Purchasing this information gives the company sales leads and the chance to tailor make packages that offer the same or better service than the competitor at a cut down price. This also means increasing the companies bottom line.
It is a hard deal for many business owners to turn down, and there are plenty of cyber attacks out there that are designed exactly for this purpose.
How Do The Cyber attackers Retrieve Business Critical Information?
There are several methods they can use. One of them is by hacking routers in hotels, restaurants, bars, and other places where their customers connect to the internet. This way the hacker can then look at the sites people are visiting and gather data from their activities.
They can also find weaknesses the user’s devices that can install an undetectable virus that can capture information.
Other known methods have been inside jobs in which an IT person has been paid to install a virus on the local network or even provided access to the company network.
With that in mind, the most common form of attack is by opportunists infiltrating public WiFi systems. This is why your employees should all be taught about cybersecurity. Those that travel should be forced, as a matter of company policy, to use VPNs when they connect to the internet from routers that are not on the office or at home.
Also using navigazione in incognito mode on browsers like Google should be exercised to hide the sites that have been visited. On Internet Explorer, this is known as InPrivate browsing. It means any sites that you visit or information about passwords and so on are not stored or saved by the browser. Therefore, if a company accountant needs to make a transaction while not in the office by logging onto internet banking, then using a combination of a VPN and incognito or InPrivate browsing mode will mean that if hackers do get access to device, it makes it difficult for them to gather any information about their browsing habits.
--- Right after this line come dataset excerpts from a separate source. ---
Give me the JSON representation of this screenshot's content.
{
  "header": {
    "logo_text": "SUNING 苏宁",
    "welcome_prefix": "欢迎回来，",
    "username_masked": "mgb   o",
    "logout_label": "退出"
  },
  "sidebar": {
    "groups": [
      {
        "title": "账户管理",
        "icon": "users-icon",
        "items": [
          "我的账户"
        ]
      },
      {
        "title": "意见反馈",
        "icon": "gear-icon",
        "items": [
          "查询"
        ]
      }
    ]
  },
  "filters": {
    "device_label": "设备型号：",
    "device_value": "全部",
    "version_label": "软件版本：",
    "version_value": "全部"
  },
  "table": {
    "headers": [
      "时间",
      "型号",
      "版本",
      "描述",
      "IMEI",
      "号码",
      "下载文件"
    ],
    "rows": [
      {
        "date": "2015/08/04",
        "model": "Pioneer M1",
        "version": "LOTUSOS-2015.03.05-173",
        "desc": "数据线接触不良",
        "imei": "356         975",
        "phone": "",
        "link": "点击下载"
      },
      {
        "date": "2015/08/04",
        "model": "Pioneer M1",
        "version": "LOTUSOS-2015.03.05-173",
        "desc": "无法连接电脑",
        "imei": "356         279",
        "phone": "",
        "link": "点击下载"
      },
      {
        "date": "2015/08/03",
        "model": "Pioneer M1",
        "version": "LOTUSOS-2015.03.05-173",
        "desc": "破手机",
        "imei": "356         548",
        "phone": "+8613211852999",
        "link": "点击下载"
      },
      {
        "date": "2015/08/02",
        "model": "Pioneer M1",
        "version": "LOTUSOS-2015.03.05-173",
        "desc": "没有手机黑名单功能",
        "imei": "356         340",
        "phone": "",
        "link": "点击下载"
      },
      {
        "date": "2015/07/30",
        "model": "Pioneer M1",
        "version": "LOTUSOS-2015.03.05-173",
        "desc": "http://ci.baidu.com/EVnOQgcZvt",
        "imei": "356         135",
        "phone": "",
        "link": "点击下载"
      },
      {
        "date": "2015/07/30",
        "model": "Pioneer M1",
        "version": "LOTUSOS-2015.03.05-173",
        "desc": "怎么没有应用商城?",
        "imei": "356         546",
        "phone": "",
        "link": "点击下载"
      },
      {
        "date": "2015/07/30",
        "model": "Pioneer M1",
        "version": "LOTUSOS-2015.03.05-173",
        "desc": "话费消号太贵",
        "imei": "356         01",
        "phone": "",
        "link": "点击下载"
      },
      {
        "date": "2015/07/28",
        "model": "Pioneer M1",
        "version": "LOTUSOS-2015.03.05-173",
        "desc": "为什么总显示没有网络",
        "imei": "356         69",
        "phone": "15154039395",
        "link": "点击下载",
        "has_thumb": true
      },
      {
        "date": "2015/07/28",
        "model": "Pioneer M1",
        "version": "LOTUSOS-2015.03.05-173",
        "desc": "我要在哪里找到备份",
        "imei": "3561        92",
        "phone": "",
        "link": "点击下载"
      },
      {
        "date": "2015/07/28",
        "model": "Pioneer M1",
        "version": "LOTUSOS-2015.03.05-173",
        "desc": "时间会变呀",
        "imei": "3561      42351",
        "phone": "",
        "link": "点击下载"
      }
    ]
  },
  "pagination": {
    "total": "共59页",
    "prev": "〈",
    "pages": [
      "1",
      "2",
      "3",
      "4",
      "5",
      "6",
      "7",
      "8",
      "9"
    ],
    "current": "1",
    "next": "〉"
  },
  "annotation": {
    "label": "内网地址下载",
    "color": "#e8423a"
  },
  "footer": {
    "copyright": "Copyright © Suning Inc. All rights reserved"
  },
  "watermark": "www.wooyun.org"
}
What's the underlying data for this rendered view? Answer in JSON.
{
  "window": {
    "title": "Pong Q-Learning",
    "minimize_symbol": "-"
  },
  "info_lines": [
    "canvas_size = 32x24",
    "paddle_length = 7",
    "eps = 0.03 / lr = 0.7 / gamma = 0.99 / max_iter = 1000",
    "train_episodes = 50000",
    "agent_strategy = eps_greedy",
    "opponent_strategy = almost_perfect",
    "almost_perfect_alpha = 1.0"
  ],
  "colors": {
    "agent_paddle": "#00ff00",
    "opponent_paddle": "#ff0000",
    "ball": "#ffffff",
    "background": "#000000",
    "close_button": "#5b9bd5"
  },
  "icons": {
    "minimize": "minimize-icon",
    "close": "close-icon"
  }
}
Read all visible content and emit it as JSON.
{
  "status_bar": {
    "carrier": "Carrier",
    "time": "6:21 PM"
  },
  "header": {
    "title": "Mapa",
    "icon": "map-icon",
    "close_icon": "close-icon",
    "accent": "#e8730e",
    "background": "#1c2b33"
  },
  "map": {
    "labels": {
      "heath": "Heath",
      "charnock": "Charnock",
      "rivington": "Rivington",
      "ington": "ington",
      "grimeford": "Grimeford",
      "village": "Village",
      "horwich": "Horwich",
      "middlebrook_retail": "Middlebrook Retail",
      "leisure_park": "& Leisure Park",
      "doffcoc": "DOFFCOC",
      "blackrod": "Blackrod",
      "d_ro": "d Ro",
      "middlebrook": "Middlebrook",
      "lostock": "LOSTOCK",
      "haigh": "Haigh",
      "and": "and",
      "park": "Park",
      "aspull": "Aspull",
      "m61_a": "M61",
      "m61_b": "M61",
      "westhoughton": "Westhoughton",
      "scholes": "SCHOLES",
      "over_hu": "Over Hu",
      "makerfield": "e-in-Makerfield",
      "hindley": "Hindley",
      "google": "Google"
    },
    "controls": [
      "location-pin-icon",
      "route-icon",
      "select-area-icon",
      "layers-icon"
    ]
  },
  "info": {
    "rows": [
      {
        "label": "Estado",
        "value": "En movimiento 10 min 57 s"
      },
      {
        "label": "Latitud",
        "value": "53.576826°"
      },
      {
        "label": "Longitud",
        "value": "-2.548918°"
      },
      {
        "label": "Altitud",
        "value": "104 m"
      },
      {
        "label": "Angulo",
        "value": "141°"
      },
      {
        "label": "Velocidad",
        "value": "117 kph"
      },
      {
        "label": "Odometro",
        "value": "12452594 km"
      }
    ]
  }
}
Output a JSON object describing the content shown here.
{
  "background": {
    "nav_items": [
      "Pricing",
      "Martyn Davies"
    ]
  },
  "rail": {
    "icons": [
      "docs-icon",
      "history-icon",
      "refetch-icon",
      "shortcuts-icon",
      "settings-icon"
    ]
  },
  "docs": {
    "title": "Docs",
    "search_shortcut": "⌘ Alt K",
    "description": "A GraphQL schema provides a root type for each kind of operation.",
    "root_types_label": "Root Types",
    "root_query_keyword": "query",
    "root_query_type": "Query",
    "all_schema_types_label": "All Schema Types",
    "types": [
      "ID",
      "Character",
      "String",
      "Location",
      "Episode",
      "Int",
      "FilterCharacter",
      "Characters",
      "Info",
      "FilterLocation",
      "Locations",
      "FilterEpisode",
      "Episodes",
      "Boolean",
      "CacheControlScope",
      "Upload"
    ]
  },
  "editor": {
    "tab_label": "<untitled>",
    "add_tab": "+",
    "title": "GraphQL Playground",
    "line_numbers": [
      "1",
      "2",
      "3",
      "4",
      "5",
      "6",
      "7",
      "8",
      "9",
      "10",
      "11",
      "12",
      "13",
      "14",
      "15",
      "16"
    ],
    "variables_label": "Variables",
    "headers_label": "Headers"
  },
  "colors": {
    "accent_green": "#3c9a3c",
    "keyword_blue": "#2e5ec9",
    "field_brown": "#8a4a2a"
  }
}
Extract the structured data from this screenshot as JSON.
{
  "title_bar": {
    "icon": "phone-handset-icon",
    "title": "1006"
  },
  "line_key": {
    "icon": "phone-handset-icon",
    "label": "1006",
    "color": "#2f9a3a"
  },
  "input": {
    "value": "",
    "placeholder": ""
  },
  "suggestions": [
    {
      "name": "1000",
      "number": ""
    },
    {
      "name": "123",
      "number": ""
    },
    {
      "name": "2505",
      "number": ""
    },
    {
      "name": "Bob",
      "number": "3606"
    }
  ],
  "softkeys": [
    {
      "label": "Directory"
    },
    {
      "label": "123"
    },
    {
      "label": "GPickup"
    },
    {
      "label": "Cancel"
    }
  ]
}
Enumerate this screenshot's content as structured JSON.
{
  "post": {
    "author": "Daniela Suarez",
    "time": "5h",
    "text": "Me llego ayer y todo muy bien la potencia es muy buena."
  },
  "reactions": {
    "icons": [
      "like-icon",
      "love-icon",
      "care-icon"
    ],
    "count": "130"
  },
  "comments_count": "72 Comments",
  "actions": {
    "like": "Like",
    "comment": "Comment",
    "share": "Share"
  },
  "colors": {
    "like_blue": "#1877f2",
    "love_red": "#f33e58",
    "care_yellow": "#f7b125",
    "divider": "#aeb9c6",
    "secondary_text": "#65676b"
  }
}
All this reduces the chances of a cyber attack on your business where hackers can get information about your business and sell it to your competitors. It is a ruthless world out there, so make sure you are protected with VPNs, anti-virus, and use the private browsing tools made available to you on the internet browsers. Your IT team should actually give 30-minute classes to all your staff about cybersecurity at least once every 6 months.
Taking all this into account, your cybersecurity will be perfect!